É quase certo que, mesmo feita de dia, a retirada das famílias da "Ocupação Lanceiros Negros" enfrentaria resistência por parte dos que ali decidiram morar. Se não física, pelo menos verbal. Desocupar uma fazenda, prédio ou terreno invadido é sempre tarefa delicada. Dito isso, é preciso questionar: por que escolheram uma noite, fria, para remover os ocupantes do prédio? Ainda mais com crianças residindo ali?
Explicações já foram dadas, mas convencem pouco. É verdade que o novo Código Civil permite reintegrações de posse até 19h (noite escura, no inverno). Soa absurdo, mas permite. É também verdade que a juíza da 7ª Vara da Fazenda Pública autorizou o cumprimento da ordem em feriado ou fim de semana, e fora do horário de expediente, "pelo imóvel se situar em local de muito movimento".
Mas a magistrada ressalvou: "se necessário". Era necessário? Ou poderia ter sido feito no feriado de Corpus Christi ou no fim de semana, de dia, como a própria juíza sugeriu?

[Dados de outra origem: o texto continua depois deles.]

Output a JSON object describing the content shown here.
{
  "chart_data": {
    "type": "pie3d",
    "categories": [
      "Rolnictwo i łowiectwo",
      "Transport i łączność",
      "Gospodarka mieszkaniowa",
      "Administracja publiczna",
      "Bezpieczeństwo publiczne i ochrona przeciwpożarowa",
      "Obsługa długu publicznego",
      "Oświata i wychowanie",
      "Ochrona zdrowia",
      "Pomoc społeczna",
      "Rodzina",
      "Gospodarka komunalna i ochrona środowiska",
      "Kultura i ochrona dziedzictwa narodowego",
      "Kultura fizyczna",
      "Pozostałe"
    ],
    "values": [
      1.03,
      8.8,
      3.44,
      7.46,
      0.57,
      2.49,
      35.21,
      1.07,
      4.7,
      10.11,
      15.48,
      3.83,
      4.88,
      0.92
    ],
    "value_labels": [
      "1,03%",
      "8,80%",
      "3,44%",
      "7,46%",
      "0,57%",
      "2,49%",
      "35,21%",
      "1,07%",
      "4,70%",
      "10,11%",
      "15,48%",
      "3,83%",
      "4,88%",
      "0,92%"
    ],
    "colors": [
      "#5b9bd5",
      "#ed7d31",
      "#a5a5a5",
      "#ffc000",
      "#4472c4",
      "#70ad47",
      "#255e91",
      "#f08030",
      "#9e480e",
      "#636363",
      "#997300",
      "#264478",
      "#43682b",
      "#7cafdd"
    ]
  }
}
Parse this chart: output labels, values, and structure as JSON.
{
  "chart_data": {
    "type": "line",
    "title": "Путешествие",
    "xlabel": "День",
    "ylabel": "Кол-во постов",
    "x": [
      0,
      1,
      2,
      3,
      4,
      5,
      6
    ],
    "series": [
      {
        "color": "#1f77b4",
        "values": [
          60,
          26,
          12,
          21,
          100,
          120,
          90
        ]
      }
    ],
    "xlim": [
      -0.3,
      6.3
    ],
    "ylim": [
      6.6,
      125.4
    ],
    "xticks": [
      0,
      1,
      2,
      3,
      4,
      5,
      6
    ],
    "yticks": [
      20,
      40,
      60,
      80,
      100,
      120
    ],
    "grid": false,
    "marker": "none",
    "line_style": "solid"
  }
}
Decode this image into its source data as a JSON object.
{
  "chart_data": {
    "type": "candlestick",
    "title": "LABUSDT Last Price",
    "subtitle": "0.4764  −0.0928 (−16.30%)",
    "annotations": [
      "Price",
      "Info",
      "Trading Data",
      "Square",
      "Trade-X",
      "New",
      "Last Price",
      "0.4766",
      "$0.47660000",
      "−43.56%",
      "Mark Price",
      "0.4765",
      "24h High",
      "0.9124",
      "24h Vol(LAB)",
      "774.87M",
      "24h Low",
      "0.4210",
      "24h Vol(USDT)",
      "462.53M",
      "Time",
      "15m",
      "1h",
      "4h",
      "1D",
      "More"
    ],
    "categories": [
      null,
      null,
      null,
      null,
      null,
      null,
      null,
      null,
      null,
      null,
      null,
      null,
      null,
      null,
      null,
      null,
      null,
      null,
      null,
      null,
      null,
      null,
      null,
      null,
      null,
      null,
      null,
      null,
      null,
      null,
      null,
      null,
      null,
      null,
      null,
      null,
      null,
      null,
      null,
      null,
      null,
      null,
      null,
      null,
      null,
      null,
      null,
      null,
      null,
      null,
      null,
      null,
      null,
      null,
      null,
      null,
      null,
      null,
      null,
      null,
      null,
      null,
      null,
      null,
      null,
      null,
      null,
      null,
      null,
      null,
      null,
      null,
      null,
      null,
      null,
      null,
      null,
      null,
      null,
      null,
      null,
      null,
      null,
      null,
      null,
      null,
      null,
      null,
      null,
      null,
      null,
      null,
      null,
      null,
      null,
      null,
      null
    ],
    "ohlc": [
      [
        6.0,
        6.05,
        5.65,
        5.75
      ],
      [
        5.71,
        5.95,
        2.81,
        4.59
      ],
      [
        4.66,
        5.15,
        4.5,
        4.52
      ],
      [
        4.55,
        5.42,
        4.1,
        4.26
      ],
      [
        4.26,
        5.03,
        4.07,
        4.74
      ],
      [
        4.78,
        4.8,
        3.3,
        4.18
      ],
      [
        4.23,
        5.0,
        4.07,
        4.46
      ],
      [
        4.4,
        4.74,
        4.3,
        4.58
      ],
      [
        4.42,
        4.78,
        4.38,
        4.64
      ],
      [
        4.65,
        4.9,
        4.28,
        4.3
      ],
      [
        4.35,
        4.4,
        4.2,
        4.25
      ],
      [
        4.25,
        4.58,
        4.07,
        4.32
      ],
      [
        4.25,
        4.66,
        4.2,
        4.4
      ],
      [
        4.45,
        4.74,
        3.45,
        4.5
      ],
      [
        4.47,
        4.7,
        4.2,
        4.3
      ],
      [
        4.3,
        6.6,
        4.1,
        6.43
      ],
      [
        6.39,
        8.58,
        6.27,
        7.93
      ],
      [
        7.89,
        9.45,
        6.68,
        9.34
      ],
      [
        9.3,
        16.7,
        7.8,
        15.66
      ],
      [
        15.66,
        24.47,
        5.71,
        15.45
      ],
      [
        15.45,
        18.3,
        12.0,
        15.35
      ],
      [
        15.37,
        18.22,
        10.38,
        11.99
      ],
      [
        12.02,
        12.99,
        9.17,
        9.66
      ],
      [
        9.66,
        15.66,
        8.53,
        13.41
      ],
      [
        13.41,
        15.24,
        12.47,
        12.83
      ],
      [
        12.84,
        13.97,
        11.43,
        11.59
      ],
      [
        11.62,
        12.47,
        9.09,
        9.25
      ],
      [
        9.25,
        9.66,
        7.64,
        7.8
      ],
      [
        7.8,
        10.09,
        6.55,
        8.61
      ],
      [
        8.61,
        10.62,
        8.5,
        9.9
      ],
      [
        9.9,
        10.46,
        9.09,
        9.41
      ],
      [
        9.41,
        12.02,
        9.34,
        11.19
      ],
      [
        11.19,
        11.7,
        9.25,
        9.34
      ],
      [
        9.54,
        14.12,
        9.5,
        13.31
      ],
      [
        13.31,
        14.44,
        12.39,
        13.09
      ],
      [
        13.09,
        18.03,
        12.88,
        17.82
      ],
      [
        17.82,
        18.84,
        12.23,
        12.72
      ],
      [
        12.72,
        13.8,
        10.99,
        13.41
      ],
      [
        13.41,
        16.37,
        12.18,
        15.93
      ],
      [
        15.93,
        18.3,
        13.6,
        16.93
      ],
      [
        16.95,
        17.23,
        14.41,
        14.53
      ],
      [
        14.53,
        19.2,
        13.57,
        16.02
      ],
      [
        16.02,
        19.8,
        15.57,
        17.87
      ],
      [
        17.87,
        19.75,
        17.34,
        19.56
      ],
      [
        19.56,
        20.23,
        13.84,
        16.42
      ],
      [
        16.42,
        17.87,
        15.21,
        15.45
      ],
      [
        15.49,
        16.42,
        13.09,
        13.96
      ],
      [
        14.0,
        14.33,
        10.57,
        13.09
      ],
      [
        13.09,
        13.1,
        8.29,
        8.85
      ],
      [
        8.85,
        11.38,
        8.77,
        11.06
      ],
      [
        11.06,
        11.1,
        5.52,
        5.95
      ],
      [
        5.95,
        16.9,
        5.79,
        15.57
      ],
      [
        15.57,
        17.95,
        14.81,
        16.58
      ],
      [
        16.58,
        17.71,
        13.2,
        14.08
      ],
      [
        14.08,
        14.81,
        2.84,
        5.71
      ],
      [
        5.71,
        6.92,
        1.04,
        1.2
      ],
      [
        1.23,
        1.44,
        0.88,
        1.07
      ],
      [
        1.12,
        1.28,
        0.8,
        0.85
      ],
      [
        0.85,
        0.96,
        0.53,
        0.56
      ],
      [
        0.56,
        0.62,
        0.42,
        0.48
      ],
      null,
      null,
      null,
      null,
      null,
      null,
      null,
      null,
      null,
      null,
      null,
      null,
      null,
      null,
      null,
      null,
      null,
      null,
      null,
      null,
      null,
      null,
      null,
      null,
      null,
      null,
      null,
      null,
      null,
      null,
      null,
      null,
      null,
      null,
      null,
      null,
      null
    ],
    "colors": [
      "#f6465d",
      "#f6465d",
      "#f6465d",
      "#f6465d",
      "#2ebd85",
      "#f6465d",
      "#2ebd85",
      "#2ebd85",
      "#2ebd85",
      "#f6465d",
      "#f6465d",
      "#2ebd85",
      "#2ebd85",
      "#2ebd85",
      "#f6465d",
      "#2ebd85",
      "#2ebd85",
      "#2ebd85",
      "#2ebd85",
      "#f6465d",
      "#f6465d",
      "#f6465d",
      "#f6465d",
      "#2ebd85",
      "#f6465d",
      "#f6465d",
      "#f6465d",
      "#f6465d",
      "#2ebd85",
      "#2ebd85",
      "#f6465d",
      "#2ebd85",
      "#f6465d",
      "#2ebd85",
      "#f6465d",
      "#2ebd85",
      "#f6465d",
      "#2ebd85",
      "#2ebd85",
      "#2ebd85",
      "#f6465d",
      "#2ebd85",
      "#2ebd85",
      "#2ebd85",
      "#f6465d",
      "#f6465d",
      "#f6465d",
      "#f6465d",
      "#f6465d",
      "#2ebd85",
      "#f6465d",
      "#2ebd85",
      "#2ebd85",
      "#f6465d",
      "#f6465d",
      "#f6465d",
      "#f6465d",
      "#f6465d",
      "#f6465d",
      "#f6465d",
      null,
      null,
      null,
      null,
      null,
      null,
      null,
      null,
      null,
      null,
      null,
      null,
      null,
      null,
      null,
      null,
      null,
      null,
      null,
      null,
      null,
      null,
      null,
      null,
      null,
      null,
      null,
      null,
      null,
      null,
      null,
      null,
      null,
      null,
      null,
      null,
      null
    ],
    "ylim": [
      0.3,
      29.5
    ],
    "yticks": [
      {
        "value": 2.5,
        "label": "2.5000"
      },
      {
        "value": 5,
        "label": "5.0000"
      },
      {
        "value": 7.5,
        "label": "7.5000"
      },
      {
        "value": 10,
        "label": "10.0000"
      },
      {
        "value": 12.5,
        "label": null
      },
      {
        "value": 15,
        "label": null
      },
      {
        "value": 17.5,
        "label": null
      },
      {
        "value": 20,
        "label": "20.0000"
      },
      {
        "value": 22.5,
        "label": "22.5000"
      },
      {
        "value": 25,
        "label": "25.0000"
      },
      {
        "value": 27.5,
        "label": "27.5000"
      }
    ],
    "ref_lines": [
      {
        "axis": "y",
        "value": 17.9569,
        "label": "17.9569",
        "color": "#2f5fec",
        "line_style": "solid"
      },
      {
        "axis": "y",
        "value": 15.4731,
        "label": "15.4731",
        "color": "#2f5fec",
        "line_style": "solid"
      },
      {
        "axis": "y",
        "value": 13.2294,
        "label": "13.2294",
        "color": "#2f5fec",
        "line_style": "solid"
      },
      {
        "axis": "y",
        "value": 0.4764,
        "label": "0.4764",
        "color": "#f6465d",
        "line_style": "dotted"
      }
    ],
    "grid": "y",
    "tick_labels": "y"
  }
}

Por que à noite e sob frio, quando tudo fica mais difícil? A dedução lógica é que a intenção era pegar de surpresa os ocupantes. Pode ter facilitado o trabalho da Brigada Militar, mas tornou a desocupação um drama. A mesma lei que permite retirada de pessoas à noite de um prédio público (continuo a achar isso temerário) considera que o lar é domicílio inviolável, à noite. E aquelas pessoas que foram retiradas consideravam aquele o seu lar. Se o prédio estava vazio há mais de década, não custava ver um projeto de possível aproveitamento dele como moradia.
Existe ainda a questão da prisão do deputado. Parlamentares podem ser presos em flagrante, mas é de bom tom que isso ocorra? Anos atrás o deputado Dionilso Marcon (PT) foi conduzido a uma delegacia após invasão de uma indústria de alimentos em Esteio. São casos raros e o usual é que um poder não execute a prisão do outro, menos ainda por motivos banais. E soam banais as razões para a prisão, tanto que o deputado já foi solto. Tudo indica que faltou bom senso, na desocupação e na detenção do parlamentar.